[AFS3-std] Re: Request for new fields in rx_statistics

Andrew Deason adeason@sinenomine.net
Missing Date


On Thu, 01 Oct 2009 01:32:49 +0200
Jeffrey Altman <jaltman@secure-endpoints.com> wrote:

> Michael Meffie wrote:
> > The number of spares is reduced to 2 integers by this change,
> > but since this is not an RX call, but rather the payload of an
> > rx debug packet, I believe addtional integers could be added
> > up to the limit imposed on the packet size.
>
> There is not method of negotiating the size of the rx_debugStats
> structure used in the RX_DEBUGI_GETSTATS debug call.  As a result it
> is not possible to increase the length of this structure and ensure
> that a peer with the new structure can send a RX_DEBUGI_GETSTATS
> response to a peer that only knows the old structure.

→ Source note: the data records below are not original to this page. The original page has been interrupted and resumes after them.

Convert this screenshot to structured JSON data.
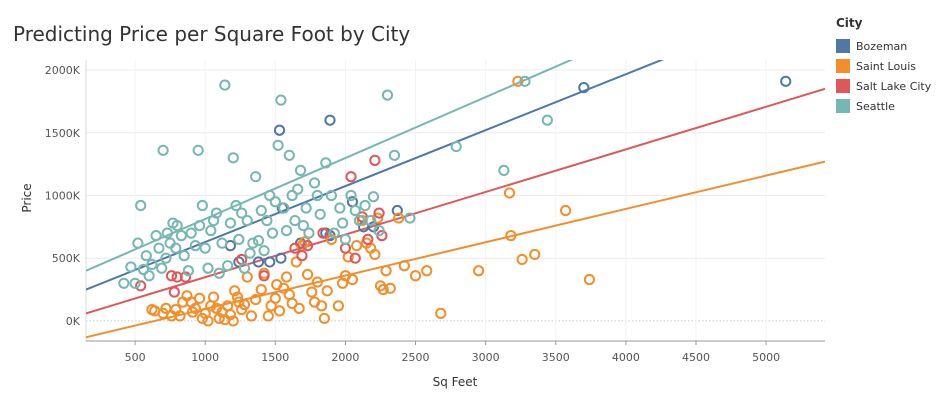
{
  "chart_data": {
    "type": "scatter",
    "title": "Predicting Price per Square Foot by City",
    "xlabel": "Sq Feet",
    "ylabel": "Price",
    "xlim": [
      150,
      5420
    ],
    "ylim": [
      -160000,
      2080000
    ],
    "x_ticks": [
      500,
      1000,
      1500,
      2000,
      2500,
      3000,
      3500,
      4000,
      4500,
      5000
    ],
    "x_tick_labels": [
      "500",
      "1000",
      "1500",
      "2000",
      "2500",
      "3000",
      "3500",
      "4000",
      "4500",
      "5000"
    ],
    "y_ticks": [
      0,
      500000,
      1000000,
      1500000,
      2000000
    ],
    "y_tick_labels": [
      "0K",
      "500K",
      "1000K",
      "1500K",
      "2000K"
    ],
    "grid": true,
    "legend_title": "City",
    "legend_position": "right",
    "series": [
      {
        "name": "Bozeman",
        "color": "#4e79a7",
        "trend": [
          [
            150,
            250000
          ],
          [
            5420,
            2600000
          ]
        ],
        "points": [
          [
            1380,
            470000
          ],
          [
            1460,
            470000
          ],
          [
            1530,
            1520000
          ],
          [
            1540,
            500000
          ],
          [
            1550,
            900000
          ],
          [
            1860,
            700000
          ],
          [
            1890,
            680000
          ],
          [
            1890,
            1600000
          ],
          [
            2050,
            950000
          ],
          [
            2130,
            750000
          ],
          [
            2200,
            750000
          ],
          [
            2370,
            880000
          ],
          [
            3700,
            1860000
          ],
          [
            5140,
            1910000
          ],
          [
            1180,
            600000
          ],
          [
            1240,
            470000
          ],
          [
            1680,
            620000
          ]
        ]
      },
      {
        "name": "Saint Louis",
        "color": "#f28e2b",
        "trend": [
          [
            150,
            -130000
          ],
          [
            5420,
            1270000
          ]
        ],
        "points": [
          [
            620,
            90000
          ],
          [
            640,
            80000
          ],
          [
            700,
            60000
          ],
          [
            720,
            100000
          ],
          [
            760,
            40000
          ],
          [
            790,
            90000
          ],
          [
            820,
            40000
          ],
          [
            840,
            150000
          ],
          [
            870,
            200000
          ],
          [
            900,
            150000
          ],
          [
            910,
            70000
          ],
          [
            930,
            100000
          ],
          [
            960,
            180000
          ],
          [
            980,
            20000
          ],
          [
            1000,
            60000
          ],
          [
            1020,
            0
          ],
          [
            1040,
            120000
          ],
          [
            1060,
            190000
          ],
          [
            1080,
            100000
          ],
          [
            1100,
            20000
          ],
          [
            1120,
            70000
          ],
          [
            1140,
            10000
          ],
          [
            1160,
            120000
          ],
          [
            1180,
            50000
          ],
          [
            1200,
            0
          ],
          [
            1210,
            240000
          ],
          [
            1230,
            190000
          ],
          [
            1240,
            150000
          ],
          [
            1260,
            90000
          ],
          [
            1280,
            130000
          ],
          [
            1300,
            350000
          ],
          [
            1330,
            40000
          ],
          [
            1360,
            170000
          ],
          [
            1400,
            250000
          ],
          [
            1420,
            380000
          ],
          [
            1450,
            40000
          ],
          [
            1470,
            120000
          ],
          [
            1500,
            180000
          ],
          [
            1510,
            290000
          ],
          [
            1530,
            80000
          ],
          [
            1560,
            260000
          ],
          [
            1580,
            350000
          ],
          [
            1600,
            210000
          ],
          [
            1620,
            140000
          ],
          [
            1650,
            470000
          ],
          [
            1670,
            100000
          ],
          [
            1690,
            600000
          ],
          [
            1710,
            630000
          ],
          [
            1730,
            370000
          ],
          [
            1760,
            230000
          ],
          [
            1780,
            150000
          ],
          [
            1800,
            310000
          ],
          [
            1830,
            120000
          ],
          [
            1850,
            20000
          ],
          [
            1870,
            240000
          ],
          [
            1900,
            650000
          ],
          [
            1950,
            120000
          ],
          [
            1980,
            300000
          ],
          [
            2000,
            360000
          ],
          [
            2020,
            510000
          ],
          [
            2050,
            330000
          ],
          [
            2080,
            600000
          ],
          [
            2120,
            800000
          ],
          [
            2150,
            620000
          ],
          [
            2180,
            580000
          ],
          [
            2210,
            530000
          ],
          [
            2230,
            820000
          ],
          [
            2250,
            280000
          ],
          [
            2270,
            250000
          ],
          [
            2290,
            400000
          ],
          [
            2320,
            260000
          ],
          [
            2380,
            820000
          ],
          [
            2420,
            440000
          ],
          [
            2500,
            360000
          ],
          [
            2580,
            400000
          ],
          [
            2680,
            60000
          ],
          [
            2950,
            400000
          ],
          [
            3170,
            1020000
          ],
          [
            3180,
            680000
          ],
          [
            3260,
            490000
          ],
          [
            3350,
            530000
          ],
          [
            3570,
            880000
          ],
          [
            3740,
            330000
          ],
          [
            3230,
            1910000
          ]
        ]
      },
      {
        "name": "Salt Lake City",
        "color": "#e15759",
        "trend": [
          [
            150,
            60000
          ],
          [
            5420,
            1850000
          ]
        ],
        "points": [
          [
            540,
            280000
          ],
          [
            760,
            360000
          ],
          [
            780,
            230000
          ],
          [
            800,
            350000
          ],
          [
            860,
            350000
          ],
          [
            1260,
            490000
          ],
          [
            1420,
            360000
          ],
          [
            1640,
            580000
          ],
          [
            1690,
            520000
          ],
          [
            1730,
            600000
          ],
          [
            1840,
            700000
          ],
          [
            2000,
            580000
          ],
          [
            2040,
            1150000
          ],
          [
            2070,
            500000
          ],
          [
            2120,
            830000
          ],
          [
            2160,
            650000
          ],
          [
            2210,
            1280000
          ],
          [
            2240,
            860000
          ],
          [
            2260,
            680000
          ]
        ]
      },
      {
        "name": "Seattle",
        "color": "#76b7b2",
        "trend": [
          [
            150,
            400000
          ],
          [
            5420,
            2960000
          ]
        ],
        "points": [
          [
            420,
            300000
          ],
          [
            470,
            430000
          ],
          [
            500,
            300000
          ],
          [
            520,
            620000
          ],
          [
            540,
            920000
          ],
          [
            560,
            410000
          ],
          [
            580,
            520000
          ],
          [
            600,
            360000
          ],
          [
            620,
            450000
          ],
          [
            650,
            680000
          ],
          [
            670,
            580000
          ],
          [
            690,
            420000
          ],
          [
            700,
            1360000
          ],
          [
            720,
            500000
          ],
          [
            730,
            700000
          ],
          [
            750,
            620000
          ],
          [
            770,
            780000
          ],
          [
            790,
            580000
          ],
          [
            800,
            760000
          ],
          [
            830,
            680000
          ],
          [
            850,
            520000
          ],
          [
            880,
            400000
          ],
          [
            900,
            700000
          ],
          [
            930,
            600000
          ],
          [
            950,
            1360000
          ],
          [
            960,
            760000
          ],
          [
            980,
            920000
          ],
          [
            1000,
            580000
          ],
          [
            1020,
            420000
          ],
          [
            1040,
            720000
          ],
          [
            1060,
            800000
          ],
          [
            1080,
            860000
          ],
          [
            1100,
            380000
          ],
          [
            1120,
            620000
          ],
          [
            1140,
            1880000
          ],
          [
            1160,
            440000
          ],
          [
            1180,
            780000
          ],
          [
            1200,
            1300000
          ],
          [
            1220,
            920000
          ],
          [
            1240,
            650000
          ],
          [
            1260,
            860000
          ],
          [
            1280,
            420000
          ],
          [
            1300,
            800000
          ],
          [
            1320,
            540000
          ],
          [
            1340,
            620000
          ],
          [
            1360,
            1150000
          ],
          [
            1380,
            640000
          ],
          [
            1400,
            880000
          ],
          [
            1420,
            560000
          ],
          [
            1440,
            800000
          ],
          [
            1460,
            1000000
          ],
          [
            1480,
            700000
          ],
          [
            1500,
            950000
          ],
          [
            1520,
            1400000
          ],
          [
            1540,
            1760000
          ],
          [
            1560,
            900000
          ],
          [
            1580,
            720000
          ],
          [
            1600,
            1320000
          ],
          [
            1620,
            1000000
          ],
          [
            1640,
            800000
          ],
          [
            1660,
            1050000
          ],
          [
            1680,
            1200000
          ],
          [
            1700,
            760000
          ],
          [
            1720,
            900000
          ],
          [
            1740,
            700000
          ],
          [
            1780,
            1100000
          ],
          [
            1800,
            1000000
          ],
          [
            1820,
            850000
          ],
          [
            1860,
            1260000
          ],
          [
            1900,
            1000000
          ],
          [
            1920,
            700000
          ],
          [
            1960,
            900000
          ],
          [
            1980,
            780000
          ],
          [
            2000,
            650000
          ],
          [
            2040,
            1000000
          ],
          [
            2070,
            880000
          ],
          [
            2100,
            800000
          ],
          [
            2140,
            920000
          ],
          [
            2180,
            800000
          ],
          [
            2200,
            990000
          ],
          [
            2240,
            720000
          ],
          [
            2300,
            1800000
          ],
          [
            2350,
            1320000
          ],
          [
            2460,
            820000
          ],
          [
            2790,
            1390000
          ],
          [
            3130,
            1200000
          ],
          [
            3280,
            1910000
          ],
          [
            3440,
            1600000
          ]
        ]
      }
    ]
  }
}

If I recall correctly, the code in the OpenAFS codebase just calls
recvfrom (or something similar) with a length of 1500 to get the debug
information. I haven't tried extending the structure, but I don't see
why it wouldn't work as long as you stay under 1500 octets (and are
using udp).

If the RX standard doesn't guarantee that to work, though, then fair
enough.

> As for whether or not "the number of ack packets that have been
> delayed due to excessive aborts" should be sent or not, I wonder if
> that number is really a useful number from the perspective of
> debugging the server state.  From my perspective the question that one
> is trying to answer is whether or not a particular rx_connection or
> rx_peer is being throttled.  I don't think reporting the number of
> delays will help address that question.
> 
> To address the question I have posed statistics would have to be
> collected per connection and reported in the rx_debugConn structure
> which currently has 9 spares.  The rx_debugPeer structure currently
> has 10 spares.

I would say getting a per-server statistic is certainly more useful than
the current "nothing" that we have now. But yes, having this with more
granularity would be better if it's feasible. Hmm, per-conn or per-peer?
I'd think conns provide a bit more granularity, but per-peer is probably
sufficient for debugging throttling problems, and easier to wade
through.

I would still argue that a server-wide counter would still be useful,
though. To just detect/graph if throttling is occurring at all (or to
what degree), grabbing a single server stat would seem much easier than
just enumerating all connections. And it would let you be able to see
that it occurred even after the connection/peer went away.

-- 
Andrew Deason
adeason@sinenomine.net